Buildkite experienced a major incident on August 27, 2025 affecting Agent API and Job Queue, lasting 38m. The incident has been resolved; the full update timeline is below.
Affected components
Update timeline
- identified Aug 27, 2025, 04:45 AM UTC
We've seen an increased error rate in triggering builds, and are deploying a fix. ETA 20 mins.
- monitoring Aug 27, 2025, 05:07 AM UTC
We've remediated the issue and are monitoring. Job creation and trigger builds are looking healthy.
- resolved Aug 27, 2025, 05:23 AM UTC
We've confirmed that the error rates are back to normal since 05:04 UTC.

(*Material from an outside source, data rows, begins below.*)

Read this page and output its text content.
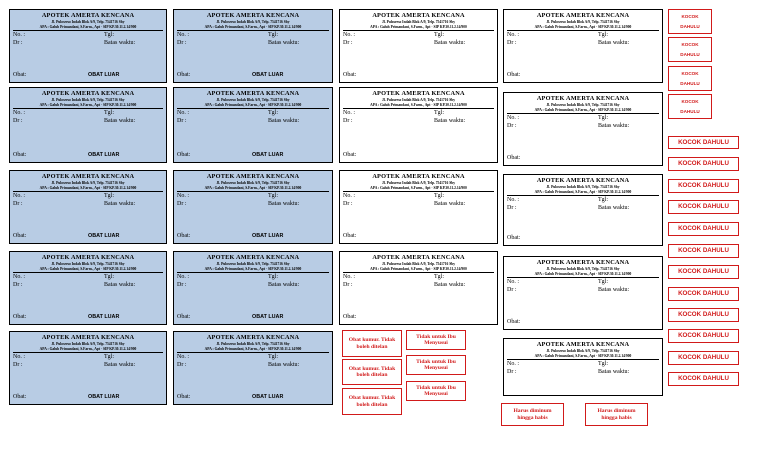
APOTEK AMERTA KENCANA
Jl. Pulosreso Indah Blok A/9, Telp. 7541716 Sby
APA : Galuh Primandani, S.Farm., Apt - SIP KP.30.11.2.14/900
No. :	Tgl:
Dr :	Batas waktu:
Obat:	OBAT LUAR
APOTEK AMERTA KENCANA
Jl. Pulosreso Indah Blok A/9, Telp. 7541716 Sby
APA : Galuh Primandani, S.Farm., Apt - SIP KP.30.11.2.14/900
No. :	Tgl:
Dr :	Batas waktu:
Obat:	OBAT LUAR
APOTEK AMERTA KENCANA
Jl. Pulosreso Indah Blok A/9, Telp. 7541716 Sby
APA : Galuh Primandani, S.Farm., Apt - SIP KP.30.11.2.14/900
No. :	Tgl:
Dr :	Batas waktu:
Obat:	OBAT LUAR
APOTEK AMERTA KENCANA
Jl. Pulosreso Indah Blok A/9, Telp. 7541716 Sby
APA : Galuh Primandani, S.Farm., Apt - SIP KP.30.11.2.14/900
No. :	Tgl:
Dr :	Batas waktu:
Obat:	OBAT LUAR
APOTEK AMERTA KENCANA
Jl. Pulosreso Indah Blok A/9, Telp. 7541716 Sby
APA : Galuh Primandani, S.Farm., Apt - SIP KP.30.11.2.14/900
No. :	Tgl:
Dr :	Batas waktu:
Obat:	OBAT LUAR
APOTEK AMERTA KENCANA
Jl. Pulosreso Indah Blok A/9, Telp. 7541716 Sby
APA : Galuh Primandani, S.Farm., Apt - SIP KP.30.11.2.14/900
No. :	Tgl:
Dr :	Batas waktu:
Obat:	OBAT LUAR
APOTEK AMERTA KENCANA
Jl. Pulosreso Indah Blok A/9, Telp. 7541716 Sby
APA : Galuh Primandani, S.Farm., Apt - SIP KP.30.11.2.14/900
No. :	Tgl:
Dr :	Batas waktu:
Obat:	OBAT LUAR
APOTEK AMERTA KENCANA
Jl. Pulosreso Indah Blok A/9, Telp. 7541716 Sby
APA : Galuh Primandani, S.Farm., Apt - SIP KP.30.11.2.14/900
No. :	Tgl:
Dr :	Batas waktu:
Obat:	OBAT LUAR
APOTEK AMERTA KENCANA
Jl. Pulosreso Indah Blok A/9, Telp. 7541716 Sby
APA : Galuh Primandani, S.Farm., Apt - SIP KP.30.11.2.14/900
No. :	Tgl:
Dr :	Batas waktu:
Obat:	OBAT LUAR
APOTEK AMERTA KENCANA
Jl. Pulosreso Indah Blok A/9, Telp. 7541716 Sby
APA : Galuh Primandani, S.Farm., Apt - SIP KP.30.11.2.14/900
No. :	Tgl:
Dr :	Batas waktu:
Obat:	OBAT LUAR
APOTEK AMERTA KENCANA
Jl. Pulosreso Indah Blok A/9, Telp. 7541716 Sby
APA : Galuh Primandani, S.Farm., Apt - SIP KP.30.11.2.14/900
No. :	Tgl:
Dr :	Batas waktu:
Obat:
APOTEK AMERTA KENCANA
Jl. Pulosreso Indah Blok A/9, Telp. 7541716 Sby
APA : Galuh Primandani, S.Farm., Apt - SIP KP.30.11.2.14/900
No. :	Tgl:
Dr :	Batas waktu:
Obat:
APOTEK AMERTA KENCANA
Jl. Pulosreso Indah Blok A/9, Telp. 7541716 Sby
APA : Galuh Primandani, S.Farm., Apt - SIP KP.30.11.2.14/900
No. :	Tgl:
Dr :	Batas waktu:
Obat:
APOTEK AMERTA KENCANA
Jl. Pulosreso Indah Blok A/9, Telp. 7541716 Sby
APA : Galuh Primandani, S.Farm., Apt - SIP KP.30.11.2.14/900
No. :	Tgl:
Dr :	Batas waktu:
Obat:
APOTEK AMERTA KENCANA
Jl. Pulosreso Indah Blok A/9, Telp. 7541716 Sby
APA : Galuh Primandani, S.Farm., Apt - SIP KP.30.11.2.14/900
No. :	Tgl:
Dr :	Batas waktu:
Obat:
APOTEK AMERTA KENCANA
Jl. Pulosreso Indah Blok A/9, Telp. 7541716 Sby
APA : Galuh Primandani, S.Farm., Apt - SIP KP.30.11.2.14/900
No. :	Tgl:
Dr :	Batas waktu:
Obat:
APOTEK AMERTA KENCANA
Jl. Pulosreso Indah Blok A/9, Telp. 7541716 Sby
APA : Galuh Primandani, S.Farm., Apt - SIP KP.30.11.2.14/900
No. :	Tgl:
Dr :	Batas waktu:
Obat:
APOTEK AMERTA KENCANA
Jl. Pulosreso Indah Blok A/9, Telp. 7541716 Sby
APA : Galuh Primandani, S.Farm., Apt - SIP KP.30.11.2.14/900
No. :	Tgl:
Dr :	Batas waktu:
Obat:
APOTEK AMERTA KENCANA
Jl. Pulosreso Indah Blok A/9, Telp. 7541716 Sby
APA : Galuh Primandani, S.Farm., Apt - SIP KP.30.11.2.14/900
No. :	Tgl:
Dr :	Batas waktu:
Obat kumur. Tidak boleh ditelan
Obat kumur. Tidak boleh ditelan
Obat kumur. Tidak boleh ditelan
Tidak untuk Ibu Menyusui
Tidak untuk Ibu Menyusui
Tidak untuk Ibu Menyusui
Harus diminum hingga habis
Harus diminum hingga habis
KOCOK
DAHULU
KOCOK
DAHULU
KOCOK
DAHULU
KOCOK
DAHULU
KOCOK DAHULU
KOCOK DAHULU
KOCOK DAHULU
KOCOK DAHULU
KOCOK DAHULU
KOCOK DAHULU
KOCOK DAHULU
KOCOK DAHULU
KOCOK DAHULU
KOCOK DAHULU
KOCOK DAHULU
KOCOK DAHULU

- postmortem Aug 29, 2025, 01:08 AM UTC
# Service Impact On 2025-08-27 from 04:28 UTC to 04:59 UTC, all customers were unable to create new builds. During this period, only the "create build" functionality was affected. Running builds continued and completed without disruption. All other Buildkite features remained fully operational. # Incident Summary During a routine database schema migration, a required manual step to roll out the changes wasn't executed in the correct sequence. This caused new builds to fail due to a missing database field. As a result, we observed a spike in 5XX responses from our application, and the number of created jobs dropped dramatically. Our engineers quickly identified the issue and took immediate action by manually running the migration to create the missing field and restarting the application servers - rolling forward was found to be the faster resolution. The application recovered rapidly, allowing new builds to be created again. Most of the builds that were attempted during the outage were successfully recovered after the application restart. # Changes we're making We are implementing enhanced guardrails within our schema migration process to automate the required sequence of operations and prevent such process failures in the future.